I'd love to see this board grow and prosper, its getting difficult to get decent info out there in some 'other board' where you have to sift through endless cr*p and misinformation and it just feels like a waste of time these days - a commodity in short supply!

Cheers

Paul


----------



## TheoKrueger (Feb 15, 2006)

I'm in for the support as well.

That guy seems to have hacked hundreds of forums from a google search.


----------



## lux (Feb 15, 2006)

Fred,

I'm sorry, I've been away. Just saw the fact, it looks you already restored some backup.

I think the guys dont have anything personal with us, usually they search for installed phpBB versions. And mostly because this is a friendly and open place, and personally I see no reason to hack it.


----------



## janila (Feb 15, 2006)

Hey seriously that "Powered by phpBB 2.0.11" notification in the end of this page is a hack me sign! Updating to 2.0.19 is a very simple procedure and will make this site invulnerable for the time being and it costs nothing. phpBB team is fast in responding to security problems in their software so if there is anything found in 2.0.19 it will be fixed in no time.

Even the commercial forums aren't safe if they're not up to date.


----------



## A# (Feb 15, 2006)

janila said:


> Hey seriously that "Powered by phpBB 2.0.11" notification in the end of this page is a hack me sign! Updating to 2.0.19 is a very simple procedure and will make this site invulnerable for the time being and it costs nothing. phpBB team is fast in responding to security problems in their software so if there is anything found in 2.0.19 it will be fixed in no time.
> 
> Even the commercial forums aren't safe if they're not up to date.



Agreed - it is not a question of money. It's about good management - and keeping things up-to-date.


----------



## Leandro Gardini (Feb 15, 2006)

What a hell...last time I came here I heard a owful arabic music!!!


----------



## Ed (Feb 15, 2006)

twice in 2 days!!! :o :o :o


----------



## zonobono (Feb 15, 2006)

jep, i've seen that too :shock: ...


----------



## groove (Feb 15, 2006)

you can count me in as for a contribution to help VI survive to hackers attack if needed.
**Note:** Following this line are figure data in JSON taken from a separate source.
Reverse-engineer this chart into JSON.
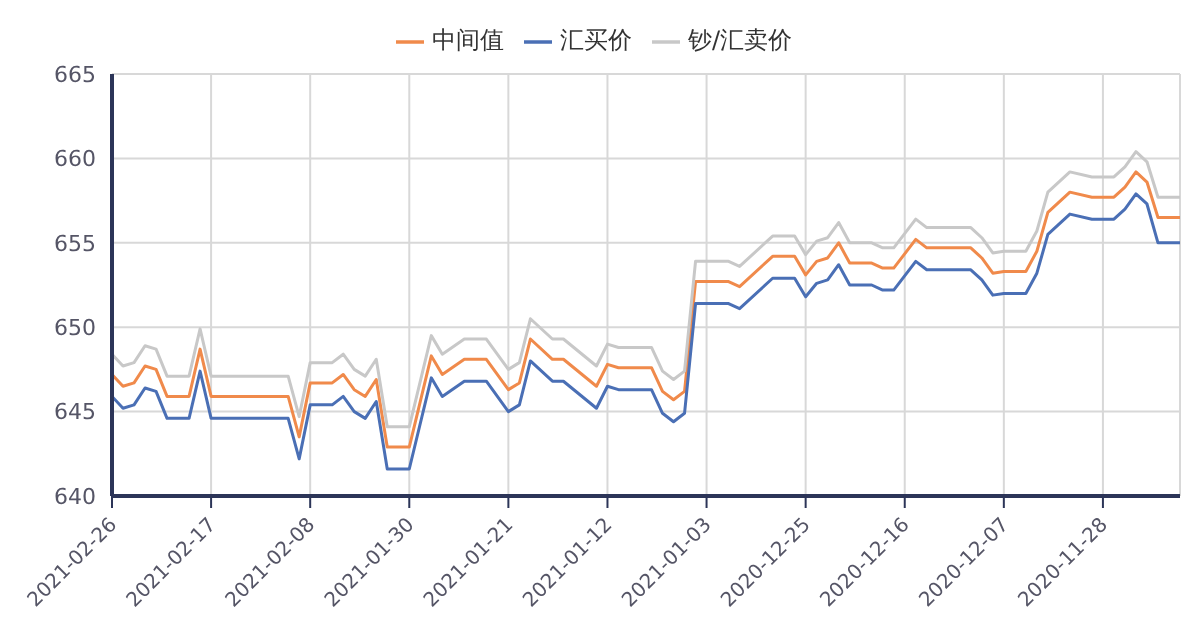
{
  "chart_data": {
    "type": "line",
    "legend": "top",
    "grid": true,
    "marker": "none",
    "line_style": "solid",
    "x": [
      "2021-02-26",
      "2021-02-25",
      "2021-02-24",
      "2021-02-23",
      "2021-02-22",
      "2021-02-21",
      "2021-02-19",
      "2021-02-18",
      "2021-02-17",
      "2021-02-10",
      "2021-02-09",
      "2021-02-08",
      "2021-02-06",
      "2021-02-05",
      "2021-02-04",
      "2021-02-03",
      "2021-02-02",
      "2021-02-01",
      "2021-01-30",
      "2021-01-28",
      "2021-01-27",
      "2021-01-25",
      "2021-01-23",
      "2021-01-21",
      "2021-01-20",
      "2021-01-19",
      "2021-01-17",
      "2021-01-16",
      "2021-01-13",
      "2021-01-12",
      "2021-01-11",
      "2021-01-08",
      "2021-01-07",
      "2021-01-06",
      "2021-01-05",
      "2021-01-04",
      "2021-01-01",
      "2020-12-31",
      "2020-12-28",
      "2020-12-26",
      "2020-12-25",
      "2020-12-24",
      "2020-12-23",
      "2020-12-22",
      "2020-12-21",
      "2020-12-19",
      "2020-12-18",
      "2020-12-17",
      "2020-12-15",
      "2020-12-14",
      "2020-12-10",
      "2020-12-09",
      "2020-12-08",
      "2020-12-07",
      "2020-12-05",
      "2020-12-04",
      "2020-12-03",
      "2020-12-01",
      "2020-11-29",
      "2020-11-27",
      "2020-11-26",
      "2020-11-25",
      "2020-11-24",
      "2020-11-23",
      "2020-11-21"
    ],
    "xlim": [
      "2021-02-26",
      "2020-11-21"
    ],
    "xticks": [
      "2021-02-26",
      "2021-02-17",
      "2021-02-08",
      "2021-01-30",
      "2021-01-21",
      "2021-01-12",
      "2021-01-03",
      "2020-12-25",
      "2020-12-16",
      "2020-12-07",
      "2020-11-28"
    ],
    "ylim": [
      640,
      665
    ],
    "yticks": [
      640,
      645,
      650,
      655,
      660,
      665
    ],
    "series": [
      {
        "name": "中间值",
        "color": "#f08a4b",
        "values": [
          647.2,
          646.5,
          646.7,
          647.7,
          647.5,
          645.9,
          645.9,
          648.7,
          645.9,
          645.9,
          643.5,
          646.7,
          646.7,
          647.2,
          646.3,
          645.9,
          646.9,
          642.9,
          642.9,
          648.3,
          647.2,
          648.1,
          648.1,
          646.3,
          646.7,
          649.3,
          648.1,
          648.1,
          646.5,
          647.8,
          647.6,
          647.6,
          646.2,
          645.7,
          646.2,
          652.7,
          652.7,
          652.4,
          654.2,
          654.2,
          653.1,
          653.9,
          654.1,
          655.0,
          653.8,
          653.8,
          653.5,
          653.5,
          655.2,
          654.7,
          654.7,
          654.1,
          653.2,
          653.3,
          653.3,
          654.5,
          656.8,
          658.0,
          657.7,
          657.7,
          658.3,
          659.2,
          658.6,
          656.5,
          656.5
        ]
      },
      {
        "name": "汇买价",
        "color": "#4a6fb5",
        "values": [
          645.9,
          645.2,
          645.4,
          646.4,
          646.2,
          644.6,
          644.6,
          647.4,
          644.6,
          644.6,
          642.2,
          645.4,
          645.4,
          645.9,
          645.0,
          644.6,
          645.6,
          641.6,
          641.6,
          647.0,
          645.9,
          646.8,
          646.8,
          645.0,
          645.4,
          648.0,
          646.8,
          646.8,
          645.2,
          646.5,
          646.3,
          646.3,
          644.9,
          644.4,
          644.9,
          651.4,
          651.4,
          651.1,
          652.9,
          652.9,
          651.8,
          652.6,
          652.8,
          653.7,
          652.5,
          652.5,
          652.2,
          652.2,
          653.9,
          653.4,
          653.4,
          652.8,
          651.9,
          652.0,
          652.0,
          653.2,
          655.5,
          656.7,
          656.4,
          656.4,
          657.0,
          657.9,
          657.3,
          655.0,
          655.0
        ]
      },
      {
        "name": "钞/汇卖价",
        "color": "#c8c8c8",
        "values": [
          648.4,
          647.7,
          647.9,
          648.9,
          648.7,
          647.1,
          647.1,
          649.9,
          647.1,
          647.1,
          644.7,
          647.9,
          647.9,
          648.4,
          647.5,
          647.1,
          648.1,
          644.1,
          644.1,
          649.5,
          648.4,
          649.3,
          649.3,
          647.5,
          647.9,
          650.5,
          649.3,
          649.3,
          647.7,
          649.0,
          648.8,
          648.8,
          647.4,
          646.9,
          647.4,
          653.9,
          653.9,
          653.6,
          655.4,
          655.4,
          654.3,
          655.1,
          655.3,
          656.2,
          655.0,
          655.0,
          654.7,
          654.7,
          656.4,
          655.9,
          655.9,
          655.3,
          654.4,
          654.5,
          654.5,
          655.7,
          658.0,
          659.2,
          658.9,
          658.9,
          659.5,
          660.4,
          659.8,
          657.7,
          657.7
        ]
      }
    ]
  }
}
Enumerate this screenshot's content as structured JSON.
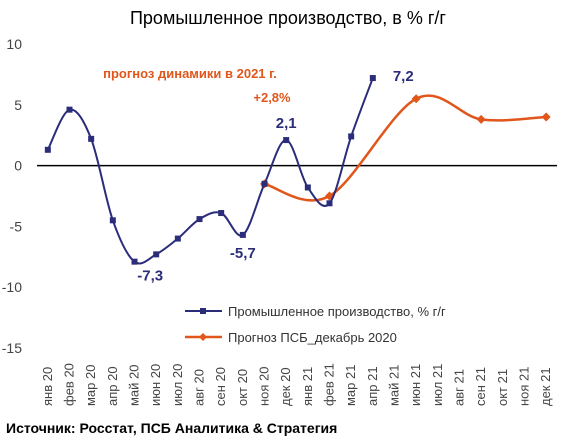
{
  "chart_data": {
    "type": "line",
    "title": "Промышленное производство, в % г/г",
    "source": "Источник: Росстат, ПСБ Аналитика & Стратегия",
    "categories": [
      "янв 20",
      "фев 20",
      "мар 20",
      "апр 20",
      "май 20",
      "июн 20",
      "июл 20",
      "авг 20",
      "сен 20",
      "окт 20",
      "ноя 20",
      "дек 20",
      "янв 21",
      "фев 21",
      "мар 21",
      "апр 21",
      "май 21",
      "июн 21",
      "июл 21",
      "авг 21",
      "сен 21",
      "окт 21",
      "ноя 21",
      "дек 21"
    ],
    "ylim": [
      -15,
      10
    ],
    "yticks": [
      10,
      5,
      0,
      -5,
      -10,
      -15
    ],
    "series": [
      {
        "name": "Промышленное производство, % г/г",
        "color": "#2b2d7a",
        "marker": "square",
        "values": [
          1.3,
          4.6,
          2.2,
          -4.5,
          -7.9,
          -7.3,
          -6.0,
          -4.4,
          -3.9,
          -5.7,
          -1.5,
          2.1,
          -1.8,
          -3.1,
          2.4,
          7.2,
          null,
          null,
          null,
          null,
          null,
          null,
          null,
          null
        ]
      },
      {
        "name": "Прогноз ПСБ_декабрь 2020",
        "color": "#e0561b",
        "marker": "diamond",
        "values": [
          null,
          null,
          null,
          null,
          null,
          null,
          null,
          null,
          null,
          null,
          -1.5,
          null,
          null,
          -2.5,
          null,
          null,
          null,
          5.5,
          null,
          null,
          3.8,
          null,
          null,
          4.0
        ]
      }
    ],
    "data_labels": [
      {
        "text": "2,1",
        "color": "#2b2d7a"
      },
      {
        "text": "-7,3",
        "color": "#2b2d7a"
      },
      {
        "text": "-5,7",
        "color": "#2b2d7a"
      },
      {
        "text": "7,2",
        "color": "#2b2d7a"
      }
    ],
    "annotation": {
      "line1": "прогноз динамики в 2021 г.",
      "line2": "+2,8%",
      "color": "#e0561b"
    },
    "legend_position": "bottom-right",
    "zero_line": true,
    "grid": false
  }
}
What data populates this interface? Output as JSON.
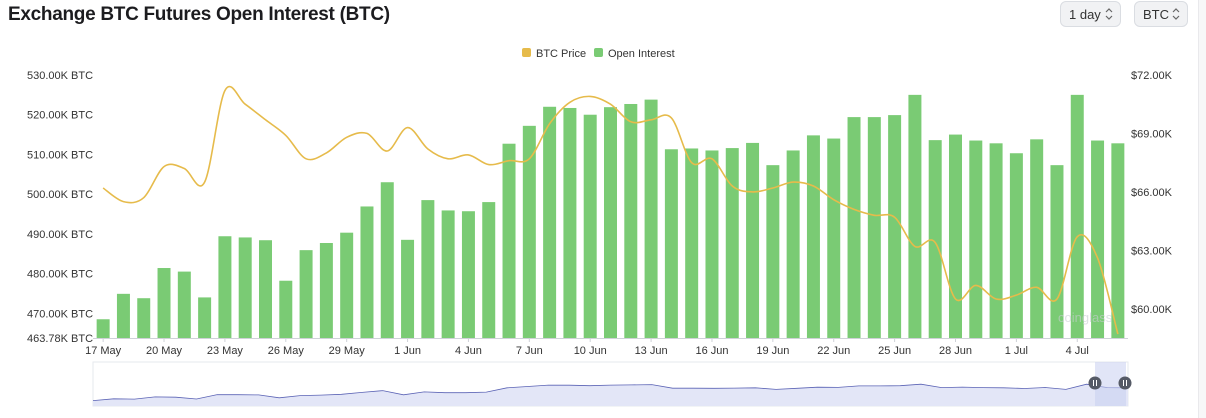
{
  "header": {
    "title": "Exchange BTC Futures Open Interest (BTC)",
    "range_select": "1 day",
    "unit_select": "BTC"
  },
  "colors": {
    "bars": "#7acb74",
    "price_line": "#e6bb4b",
    "navigator_line": "#5b63b5",
    "navigator_fill": "#e3e6f7"
  },
  "watermark_text": "coinglass",
  "chart_data": {
    "type": "bar",
    "legend": [
      "BTC Price",
      "Open Interest"
    ],
    "legend_position": "top-center",
    "grid": false,
    "x_tick_labels": [
      "17 May",
      "20 May",
      "23 May",
      "26 May",
      "29 May",
      "1 Jun",
      "4 Jun",
      "7 Jun",
      "10 Jun",
      "13 Jun",
      "16 Jun",
      "19 Jun",
      "22 Jun",
      "25 Jun",
      "28 Jun",
      "1 Jul",
      "4 Jul"
    ],
    "y_left_ticks": [
      "530.00K BTC",
      "520.00K BTC",
      "510.00K BTC",
      "500.00K BTC",
      "490.00K BTC",
      "480.00K BTC",
      "470.00K BTC",
      "463.78K BTC"
    ],
    "y_left_tick_values": [
      530000,
      520000,
      510000,
      500000,
      490000,
      480000,
      470000,
      463780
    ],
    "y_right_ticks": [
      "$72.00K",
      "$69.00K",
      "$66.00K",
      "$63.00K",
      "$60.00K"
    ],
    "y_right_tick_values": [
      72000,
      69000,
      66000,
      63000,
      60000
    ],
    "y_left_range": [
      463780,
      530000
    ],
    "y_right_range": [
      58500,
      72000
    ],
    "series": [
      {
        "name": "Open Interest",
        "type": "bar",
        "axis": "left",
        "values": [
          468500,
          474900,
          473800,
          481400,
          480500,
          474000,
          489400,
          489100,
          488400,
          478200,
          485900,
          487700,
          490300,
          496900,
          503000,
          488500,
          498500,
          495900,
          495700,
          498000,
          512700,
          517200,
          522000,
          521700,
          520000,
          521900,
          522700,
          523800,
          511300,
          511500,
          511000,
          511600,
          512900,
          507300,
          511000,
          514800,
          514000,
          519400,
          519400,
          519900,
          525000,
          513600,
          515000,
          513500,
          512800,
          510300,
          513800,
          507300,
          525000,
          513500,
          512800
        ]
      },
      {
        "name": "BTC Price",
        "type": "line",
        "axis": "right",
        "values": [
          66200,
          65500,
          65700,
          67300,
          67200,
          66500,
          71200,
          70500,
          69700,
          68900,
          67700,
          68000,
          68800,
          69000,
          68100,
          69300,
          68200,
          67700,
          67900,
          67400,
          67600,
          67700,
          69500,
          70600,
          70900,
          70500,
          69600,
          69700,
          69800,
          67500,
          67700,
          66300,
          66000,
          66200,
          66500,
          66300,
          65600,
          65100,
          64800,
          64700,
          63200,
          63400,
          60500,
          61200,
          60500,
          60700,
          61100,
          60500,
          63700,
          62600,
          58700
        ]
      }
    ]
  }
}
even if i haven't been to active lately i'm still watching you guys ! and i'd like to be able to continue having this great place for music.

stephane


----------



## tgfoo (Feb 15, 2006)

Good to see the site is back online. I've come to like it here and was sad when it wasn't here. Stupid hackers...


----------



## handz (Feb 15, 2006)

I was really shocked when i found that VI is hacked... <br>But good thing is that I realize how much I love this place and how is life hard without it...


----------



## Leandro Gardini (Feb 15, 2006)

This is purely NS conspiration :shock: !!!


----------



## Frederick Russ (Feb 15, 2006)

We'll be looking at some upgrades in a day or so. Programmer finally contacted and contracted for extensive security upgrades and some new forum toys to boot. In the interim we'll keep close tabs on it to keep things running relatively smoothly.

Thanks for the patience guys.


----------



## Thonex (Feb 15, 2006)

Frederick Russ said:


> We'll be looking at some upgrades in a day or so. Programmer finally contacted and contracted for extensive security upgrades and some new forum toys to boot. In the interim we'll keep close tabs on it to keep things running relatively smoothly.
> 
> Thanks for the patience guys.



Frederick... you're the host with most!!!!!!

Thanks for all your hard work.

T


----------



## José Herring (Feb 15, 2006)

leogardini said:


> This is purely NS conspiration :shock: !!!



I'm sure they can get something over the counter to help with their conspiration. :wink:


----------



## Leandro Gardini (Feb 15, 2006)

Frederick Russ said:


> We'll be looking at some upgrades in a day or so. Programmer finally contacted and contracted for extensive security upgrades and some new forum toys to boot. In the interim we'll keep close tabs on it to keep things running relatively smoothly.
> 
> Thanks for the patience guys.


Very strange...aren?t you suspicious about this???


----------